The upcoming Sept. 8 regional elections across Russia will be more competitive than the previous ones, amid declining public support for the pro-Kremlin United Russia party, experts say.
Despite compounded bureaucratic obstacles for the registration of candidates, ongoing regional election campaigns show an increased outflow of candidates from the four parliamentary parties, public doubts about the legitimacy of the elections and sluggish activities of candidates, a survey released this week said.
The 26-page analysis was prepared by the Civic Initiatives Committee, a nongovernmental group headed by former Finance Minister Alexei Kudrin, and posted on its website Wednesday.
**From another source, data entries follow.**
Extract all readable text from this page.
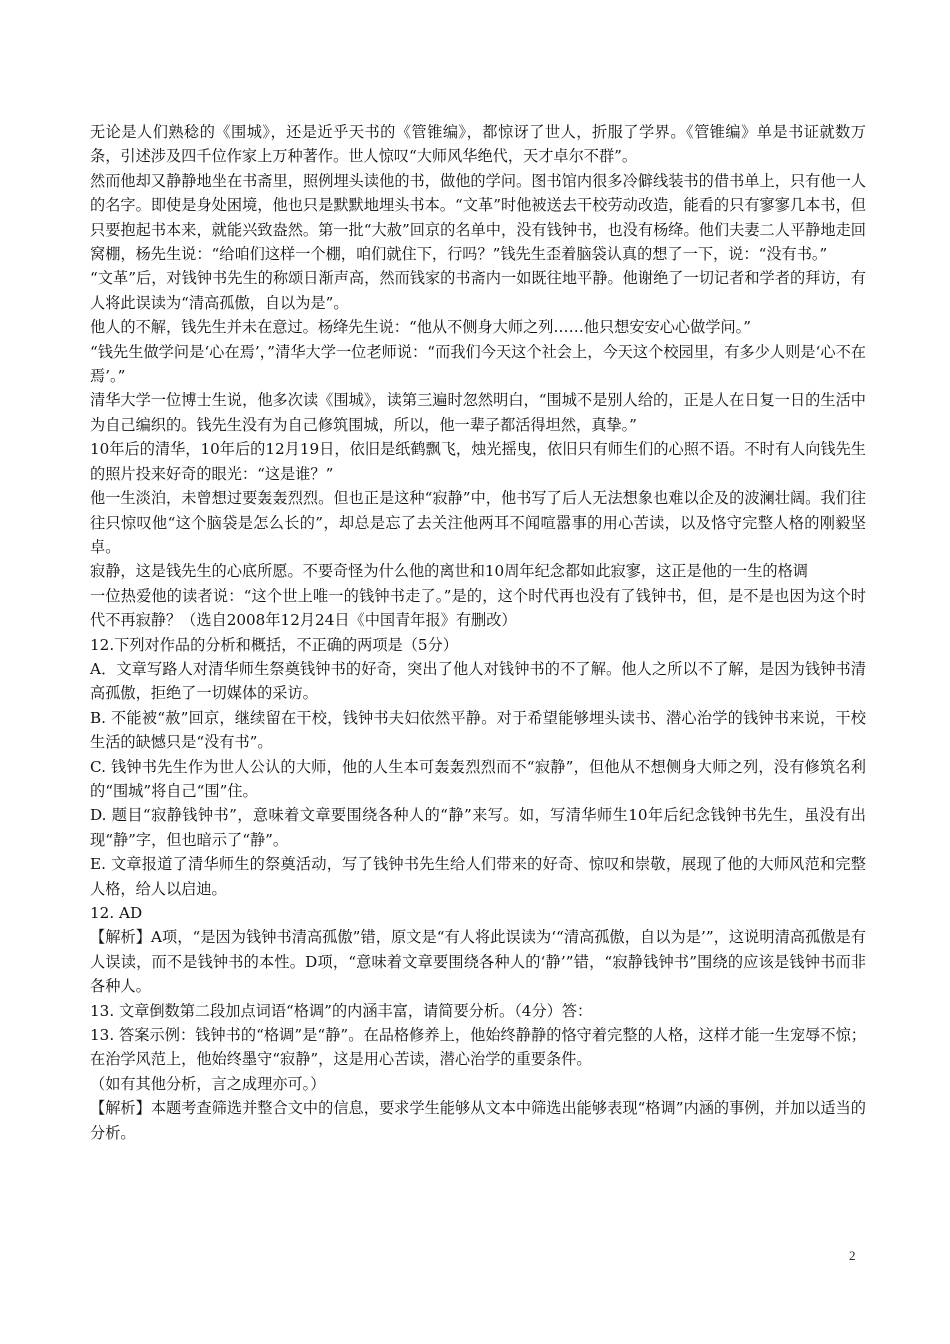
无论是人们熟稔的《围城》，还是近乎天书的《管锥编》，都惊讶了世人，折服了学界。《管锥编》单是书证就数万条，引述涉及四千位作家上万种著作。世人惊叹“大师风华绝代，天才卓尔不群”。

然而他却又静静地坐在书斋里，照例埋头读他的书，做他的学问。图书馆内很多冷僻线装书的借书单上，只有他一人的名字。即使是身处困境，他也只是默默地埋头书本。“文革”时他被送去干校劳动改造，能看的只有寥寥几本书，但只要抱起书本来，就能兴致盎然。第一批“大赦”回京的名单中，没有钱钟书，也没有杨绛。他们夫妻二人平静地走回窝棚，杨先生说：“给咱们这样一个棚，咱们就住下，行吗？”钱先生歪着脑袋认真的想了一下，说：“没有书。”

“文革”后，对钱钟书先生的称颂日渐声高，然而钱家的书斋内一如既往地平静。他谢绝了一切记者和学者的拜访，有人将此误读为“清高孤傲，自以为是”。

他人的不解，钱先生并未在意过。杨绛先生说：“他从不侧身大师之列……他只想安安心心做学问。”

“钱先生做学问是‘心在焉’，”清华大学一位老师说：“而我们今天这个社会上，今天这个校园里，有多少人则是‘心不在焉’。”

清华大学一位博士生说，他多次读《围城》，读第三遍时忽然明白，“围城不是别人给的，正是人在日复一日的生活中为自己编织的。钱先生没有为自己修筑围城，所以，他一辈子都活得坦然，真挚。”

10年后的清华，10年后的12月19日，依旧是纸鹤飘飞，烛光摇曳，依旧只有师生们的心照不语。不时有人向钱先生的照片投来好奇的眼光：“这是谁？”

他一生淡泊，未曾想过要轰轰烈烈。但也正是这种“寂静”中，他书写了后人无法想象也难以企及的波澜壮阔。我们往往只惊叹他“这个脑袋是怎么长的”，却总是忘了去关注他两耳不闻喧嚣事的用心苦读，以及恪守完整人格的刚毅坚卓。

寂静，这是钱先生的心底所愿。不要奇怪为什么他的离世和10周年纪念都如此寂寥，这正是他的一生的格调

一位热爱他的读者说：“这个世上唯一的钱钟书走了。”是的，这个时代再也没有了钱钟书，但，是不是也因为这个时代不再寂静？（选自2008年12月24日《中国青年报》有删改）

12.下列对作品的分析和概括，不正确的两项是（5分）

A．文章写路人对清华师生祭奠钱钟书的好奇，突出了他人对钱钟书的不了解。他人之所以不了解，是因为钱钟书清高孤傲，拒绝了一切媒体的采访。

B. 不能被“赦”回京，继续留在干校，钱钟书夫妇依然平静。对于希望能够埋头读书、潜心治学的钱钟书来说，干校生活的缺憾只是“没有书”。

C. 钱钟书先生作为世人公认的大师，他的人生本可轰轰烈烈而不“寂静”，但他从不想侧身大师之列，没有修筑名利的“围城”将自己“围”住。

D. 题目“寂静钱钟书”，意味着文章要围绕各种人的“静”来写。如，写清华师生10年后纪念钱钟书先生，虽没有出现“静”字，但也暗示了“静”。

E. 文章报道了清华师生的祭奠活动，写了钱钟书先生给人们带来的好奇、惊叹和崇敬，展现了他的大师风范和完整人格，给人以启迪。

12. AD

【解析】A项，“是因为钱钟书清高孤傲”错，原文是“有人将此误读为‘“清高孤傲，自以为是’”，这说明清高孤傲是有人误读，而不是钱钟书的本性。D项，“意味着文章要围绕各种人的‘静’”错，“寂静钱钟书”围绕的应该是钱钟书而非各种人。

13. 文章倒数第二段加点词语“格调”的内涵丰富，请简要分析。（4分）答：

13. 答案示例：钱钟书的“格调”是“静”。在品格修养上，他始终静静的恪守着完整的人格，这样才能一生宠辱不惊；在治学风范上，他始终墨守“寂静”，这是用心苦读，潜心治学的重要条件。

（如有其他分析，言之成理亦可。）

【解析】本题考查筛选并整合文中的信息，要求学生能够从文本中筛选出能够表现“格调”内涵的事例，并加以适当的分析。

2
The survey was carried out by three experts, including two from Golos, Russia's only independent nationwide elections watchdog, which decided to close permanently in late June after the Justice Ministry suspended its activities for six months over its failure to register as a "foreign agent."
Separately, a pundit told The Moscow Times that the upcoming elections will be especially competitive, particularly because the population is disillusioned with United Russia.
"I assume that the presidential administration eventually succeeded in persuading regional authorities that elections must be competitive, if not transparent and legitimate," said Alexei Mukhin, head of the Center for Political Information.
On Sept. 8, eight regions including the Moscow region will elect governors, 16 regions will vote for their parliaments. Eight cities, including Moscow, will elect mayors, and five cities will elect their legislatures.
One trend in the current election campaigning is the exodus of candidates from the four parties presented in the State Duma due to a growing disillusionment with authorities amid a rise in the number of parties.
Since they hold seats in the Duma, A Just Russia, the Liberal Democratic Party and the Communist Party are largely viewed as so-called "puppet opposition" linked to the authorities.
Members of United Russia generally leave to run as representatives of the People's Front — For Russia, formerly the All-Russia People's Front, a movement founded by President Vladimir Putin, and some candidates leave United Russia to run as independents.
But the total number of independents may show only a minor increase compared to the previous regional elections in October, because opposition candidates fear that the signatures they collect to support their bids to run independently will be rejected by authorities. Party candidates, on the other hand, are not required to collect people's signatures.
Billionaire Mikhail Prokhorov's Civil Platform party is increasingly becoming the party of the "second choice" for regional elites, after United Russia, experts said.
"There is no doubt that the representation of new parties will grow in state agencies, which may serve as a trigger for many elite players who are displeased with their role and status in systemic parties but are afraid to part with them," experts said.
Another characteristic of the current campaign period is the increased number of bureaucratic hurdles for candidates.
Among them are "the drastic and unjustified complication" of documents needed for registering as a candidate and "the excessive increase" in the number of signatures of municipal deputies that gubernatorial candidates must collect, the survey said.
The other two bureaucratic obstacles include the ban on convicts running and the scheduling of the vote for early September, which requires campaigning in the summer, when many people are away on vacation. This time around, many candidates campaigned in the spring, now resulting in a sluggish pace of the campaigns.